Pay for UK’s top bosses climbs 11%

Date published: 14 August 2018

Hannah Murphy

The chief executives of the UK’s biggest listed companies received an 11 per cent raise last year pushing their median pay up to £3.93m, according to a report which found that full-time workers received a 2 per cent rise over the same period.

The figures for FTSE 100 bosses include base salary, bonuses and other incentives and have been revealed at a time of growing shareholder activism over big payouts.

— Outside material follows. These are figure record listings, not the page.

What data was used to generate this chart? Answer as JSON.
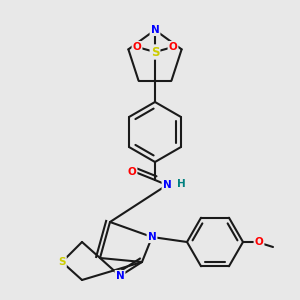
{
  "bg_color": "#e8e8e8",
  "bond_color": "#1a1a1a",
  "bond_width": 1.5,
  "dbo": 0.012,
  "atom_colors": {
    "N": "#0000ff",
    "O": "#ff0000",
    "S": "#cccc00",
    "H": "#008080",
    "C": "#1a1a1a"
  },
  "fs": 7.5,
  "fs_small": 6.5
}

Shareholders at companies including BT, Royal Mail and WPP have rebelled against chief executive pay at stormy annual investor meetings this year.

The UK government has announced some action to try to address unequal corporate pay — from 2020, large UK listed companies will be required to publish and justify the pay gap between chief executives and staff, and spell out to investors the impact of future share price rises on executive pay.

“Excessive executive pay undermines public trust in business . . . Recent revolts on pay awards show that shareholders are increasingly sharing this frustration at unjustifiable pay awards,” said Rachel Reeves, the Labour MP who chairs the business, energy and industrial strategy committee, which is leading an inquiry on fair pay.

“If businesses don’t step up on executive pay, then government will need to step in,” she added.

Andrew Ninian from the Investment Association, a trade body for investment managers said: “FTSE 100 companies need to do more to ensure pay rewards align with company performance and remain at levels that are justifiable to shareholders.”

Peter Cheese, chief executive of the Chartered Institute of Personnel and Development, which produced the report with the High Pay Centre think-tank, said it was “disappointing to see that CEO pay has held up in the face of increasing pressure when average pay across the workforce . . . has barely shifted in recent years”. But “pressure is building in the system,” he said.

The highest-paid chief executive in 2017 was Jeff Fairburn at housebuilder Persimmon who received £47.1m, or 22 times his 2016 pay. Ranking second, Simon Peckham of turnround specialist Melrose Industries banked £42.8m, equal to 43 times his 2016 pay, according to the analysis.

Those two huge payouts meant that on a mean rather than a median basis, FTSE 100 chief executives received a 23 per cent pay rise in 2017 to £5.66m.

In both cases, the executives benefited from long-term incentive plans (LTIPs), complex multiyear packages that critics say are too generous without being well aligned with company performance.

The CIPD report found that LTIPs are becoming an increasingly common part of executive pay, accounting for 56 per cent of total pay in 2017, up from 48 per cent the previous year.

The analysis showed the mean pay ratio between FTSE 100 bosses and their employees was 145:1, up from 128:1 in 2016.

It also reported on a gender pay gap at the top: while women make up 7 per cent of FTSE 100 chief executives, they account for only 3.5 per cent of total pay.

A study by Minerva Analytics published in June looked at slightly different metrics and reported an average pay rise of 18 per cent for FTSE 100 bosses last year.